Matthew Barnett comments on Matthew Barnett’s Shortform

Matthew Barnett 26 Jan 2024 19:09 UTC
2 points
0
I think the probability of “prior to total human obsolescence, AIs will be seriously misaligned, broadly strategic about achieving long run goals in ways that lead to scheming, and present a basically unified front (at least in the context of AIs within a single AI lab)” is “only” about 10-20% likely, but this is plausibly the cause of about half of misalignment related risk prior to human obsolescence.
I’d want to break apart this claim into pieces. Here’s a somewhat sketchy and wildly non-robust evaluation of how I’d rate these claims:
Assuming the claims are about most powerful AIs in the world...
“prior to total human obsolescence...
- “AIs will be seriously misaligned”
  - If “seriously misaligned” means “reliably takes actions intended to cause the ruin and destruction of the world in the near-to-medium term (from our perspective)”, I’d rate this as maybe 5% likely
  - If “seriously misaligned” means “if given full control over the entire world along with godlike abilities, would result in the destruction of most things I care about due to extremal goodhart and similar things” I’d rate this as 50% likely
- “broadly strategic about achieving long run goals in ways that lead to scheming”
  - I’d rate this as 65% likely
- “present a basically unified front (at least in the context of AIs within a single AI lab)”
  - For most powerful AIs, I’d rate this as 15% likely
  - For most powerful AIs within the top AI lab I’d rate this as 25% likely
- Conjunction of all these claims:
  - Taking the conjunction of the strong interpretation of every claim: 3% likely?
  - Taking a relatively charitable weaker interpretation of every claim: 20% likely
It’s plausible we don’t disagree much about the main claims here and mainly disagree instead about:
1. The relative value of working on technical misalignment compared to other issues
2. The relative likelihood of non-misalignment problems relative to misalignment problems
3. The amount of risk we should be willing to tolerate during the deployment of AIs
- ryan_greenblatt 26 Jan 2024 20:14 UTC
  2 points
  0
  Parent
  Are you conditioning on the prior claims when stating your probabilities? Many of these properties are highly correlated. E.g., “seriously misaligned” and “broadly strategic about achieving long run goals in ways that lead to scheming” seem very correlated to me. (Your probabilites seem higher than I would have expected without any correlation, but I’m unsure.)
  
  I think we probably disagree about the risk due to misalignment by like a factor of 2-4 or something. But probably more of the crux is in value on working on other problems.
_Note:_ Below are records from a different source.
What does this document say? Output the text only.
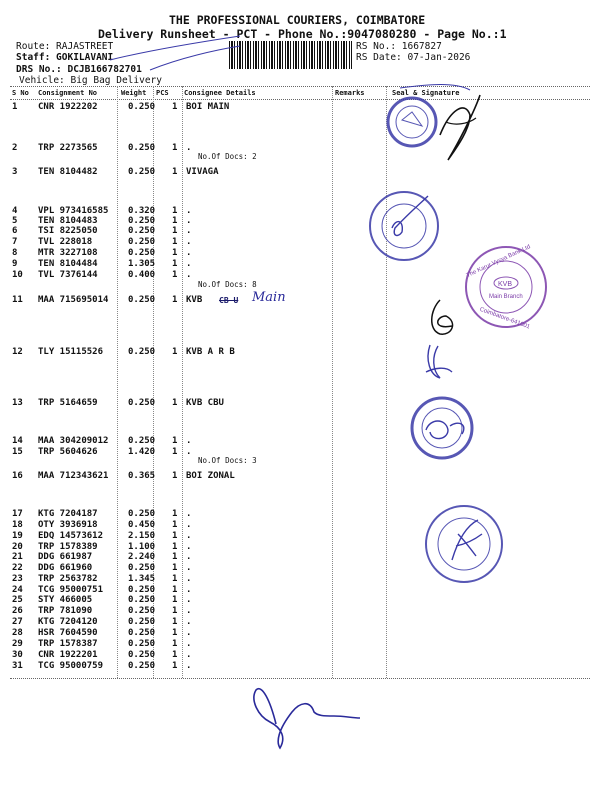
THE PROFESSIONAL COURIERS, COIMBATORE
Delivery Runsheet - PCT - Phone No.:9047080280 - Page No.:1
Route: RAJASTREET
Staff: GOKILAVANI
DRS No.: DCJB166782701
Vehicle: Big Bag Delivery
RS No.: 1667827
RS Date: 07-Jan-2026
S No Consignment No	Weight PCS Consignee Details	Remarks	Seal & Signature
1 CNR 1922202	0.250 1 BOI MAIN
2 TRP 2273565	0.250 1 .
3 TEN 8104482	0.250 1 VIVAGA
4 VPL 973416585 0.320 1 .
5 TEN 8104483	0.250 1 .
6 TSI 8225050	0.250 1 .
7 TVL 228018	0.250 1 .
8 MTR 3227108	0.250 1 .
9 TEN 8104484	1.305 1 .
10 TVL 7376144	0.400 1 .
11 MAA 715695014 0.250 1 KVB
12 TLY 15115526	0.250 1 KVB A R B
13 TRP 5164659	0.250 1 KVB CBU
14 MAA 304209012 0.250 1 .
15 TRP 5604626	1.420 1 .
16 MAA 712343621 0.365 1 BOI ZONAL
17 KTG 7204187	0.250 1 .
18 OTY 3936918	0.450 1 .
19 EDQ 14573612	2.150 1 .
20 TRP 1578389	1.100 1 .
21 DDG 661987	2.240 1 .
22 DDG 661960	0.250 1 .
23 TRP 2563782	1.345 1 .
24 TCG 95000751	0.250 1 .
25 STY 466005	0.250 1 .
26 TRP 781090	0.250 1 .
27 KTG 7204120	0.250 1 .
28 HSR 7604590	0.250 1 .
29 TRP 1578387	0.250 1 .
30 CNR 1922201	0.250 1 .
31 TCG 95000759	0.250 1 .
No.Of Docs: 2
No.Of Docs: 8
No.Of Docs: 3
CB U Main
KVB
Main Branch
The Karur Vysya Bank Ltd
Coimbatore-641001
  - Matthew Barnett 26 Jan 2024 21:14 UTC
    6 points
    0
    Parent
    I’m not conditioning on prior claims.
    
    One potential reason why you might have inferred that I was is because my credence for scheming is so high, relative to what you might have thought given my other claim about “serious misalignment”. My explanation here is that I tend to interpret “AI scheming” to be a relatively benign behavior, in context. If we define scheming as:
    
    behavior intended to achieve some long-tern objective that is not quite what the designers had in mind
    
    not being fully honest with the designers about its true long-term objectives (especially in the sense of describing accurately what it would do with unlimited power)
    
    then I think scheming is ubiquitous and usually relatively benign, when performed by rational agents without godlike powers. For example, humans likely “scheme” all the time by (1) pursuing long-term plans, and (2) not being fully honest to others about what they would do if they became god. This is usually not a big issue because agents don’t generally get the chance to take over the world and do a treacherous turn; instead, they have to play the game of compromise and trade like the rest of us, along with all the other scheming AIs, who have different long-term goals.